Nick, for what it’s worth, I have the deepest respect for people creating unorthodox medicines and cures and am proud to count one of such people among my closest friends. From her, I understand the problems they have to face and the resistance of the medical establishment.

Please ignore any comments mentioning “fools” and let PF blow his trumpet. Without variety of opinions, this forum will be a pointless cheering contest for the bears.

67 SV April 12, 2010 at 11:40 am

PP@61: I agree Joye is flipping out.
what is he doing talking about overprices shares and getting pasted by his own readers – It appears, Kris Sayce got to him, ha!

68 bb April 12, 2010 at 2:04 pm

GB @ post 62. Did Adam Carr actually draw upon the line “must be the bandwagon effect” by way of expalanation as to the fall in mortgage lending? What a classic! Of course there never was any bandwagon effect existing as the very same lemmings flocked to borrow more and more to pump into the Australian property bubble was there? You just have to admire a commited hypocrit. How do these fraudster sycophants of the property industry get to act in roles as independent ‘reporters’?

69 GB April 12, 2010 at 2:07 pm

bb – i meant Carr suffers from the bandwagon effect but I think PuntPal’s cognitive bias better suits Carr (@64)

70 cb April 12, 2010 at 3:33 pm

Sorry, I am lagging behind a little.
Nick – You know my views happened to be aligned with yours, virtually no matter what substantive question comes up for discussion.
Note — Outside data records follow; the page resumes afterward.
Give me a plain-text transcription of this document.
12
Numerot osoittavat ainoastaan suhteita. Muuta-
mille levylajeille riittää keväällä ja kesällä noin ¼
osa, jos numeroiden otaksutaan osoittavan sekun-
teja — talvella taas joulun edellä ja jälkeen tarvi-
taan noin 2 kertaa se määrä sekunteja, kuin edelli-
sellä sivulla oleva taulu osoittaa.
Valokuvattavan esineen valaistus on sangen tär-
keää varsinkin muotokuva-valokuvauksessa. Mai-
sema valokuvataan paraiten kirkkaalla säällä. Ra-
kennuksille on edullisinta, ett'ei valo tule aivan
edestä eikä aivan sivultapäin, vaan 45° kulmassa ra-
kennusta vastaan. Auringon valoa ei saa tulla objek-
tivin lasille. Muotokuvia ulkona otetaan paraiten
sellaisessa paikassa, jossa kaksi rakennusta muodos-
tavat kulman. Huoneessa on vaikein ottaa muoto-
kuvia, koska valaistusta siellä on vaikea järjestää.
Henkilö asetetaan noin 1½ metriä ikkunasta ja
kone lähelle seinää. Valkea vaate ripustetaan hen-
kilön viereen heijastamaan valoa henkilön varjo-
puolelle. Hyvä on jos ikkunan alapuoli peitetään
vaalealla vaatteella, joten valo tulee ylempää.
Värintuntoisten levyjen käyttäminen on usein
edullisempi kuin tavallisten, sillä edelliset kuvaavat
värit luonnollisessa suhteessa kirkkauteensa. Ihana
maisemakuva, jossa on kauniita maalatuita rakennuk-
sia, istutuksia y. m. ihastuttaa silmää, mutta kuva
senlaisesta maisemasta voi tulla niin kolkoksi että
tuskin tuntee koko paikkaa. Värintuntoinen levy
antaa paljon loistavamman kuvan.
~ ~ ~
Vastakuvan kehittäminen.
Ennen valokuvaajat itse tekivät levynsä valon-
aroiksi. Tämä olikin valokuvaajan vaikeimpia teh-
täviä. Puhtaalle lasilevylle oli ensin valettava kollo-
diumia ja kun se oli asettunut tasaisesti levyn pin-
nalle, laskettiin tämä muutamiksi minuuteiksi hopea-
At the same time, I also try my best to address myself to the arguments of any particular individual. I find that as soon as an exchange becomes personal, the benefits of it for learning are quickly diminished. Having said that, I must quickly acknowledge that I have not always lived up to that ideal, and that I have myself overstepped the line a few times, allowing myself the indulgence of going beyond some gentle, good-natured, ribbing. Anyhow, that is where I am coming from.

As for the substantive points you make about some of what PF has said, I am sure he will take the time to reflect on them and given the thoughtful man I know him to be, he will benefit from them in due course. In the meantime, I applaud his considered response so far. Civility is not everything, but the very preservation of civilisation depends on large doses of it, and the more we can have of it, overall, the better.

At the same time, I can see how some comments made by PF, such as Greece’s overindulgence in debt, and its largely successful avoidance of the tax man, could be taken as being unfair, and even offensive, to Greece and its people. As you point out, Greece is far from being alone in the debt binge, and very few people, and governments, have had the fortitude and wisdom of saying NO to easy credit. Plus, what has been done to Greece, with the collusion of corrupt greek politicians, is nothing short of criminal, and now the criminal syndicates are trying to push the entire country under the water, and enslave its people into perpetuity, which is an obscenity beyond words.

They have done it to Iceland and Ireland, now they are doing it to Greece, and there will be many others to come, all sucked in with the same bag of bankster trickeries, unless the people find the backbone and start to push back. We have seen the difficulties the Vikings and the Irish are having with their attempts at pushing back, but Greece might prove to be the country on which the criminal gangasters are going to choke, because the Greek people are not likely to take this lying down. I certainly hope so.

I have seen many videos with Michael Hudson, for whom I have tremendous respect, and he has an excellent website. I would encourage everyone to visit it and have a good read about his analysis of what there is, and what there should be. This man’s understanding and theories are nothing short of eye opening.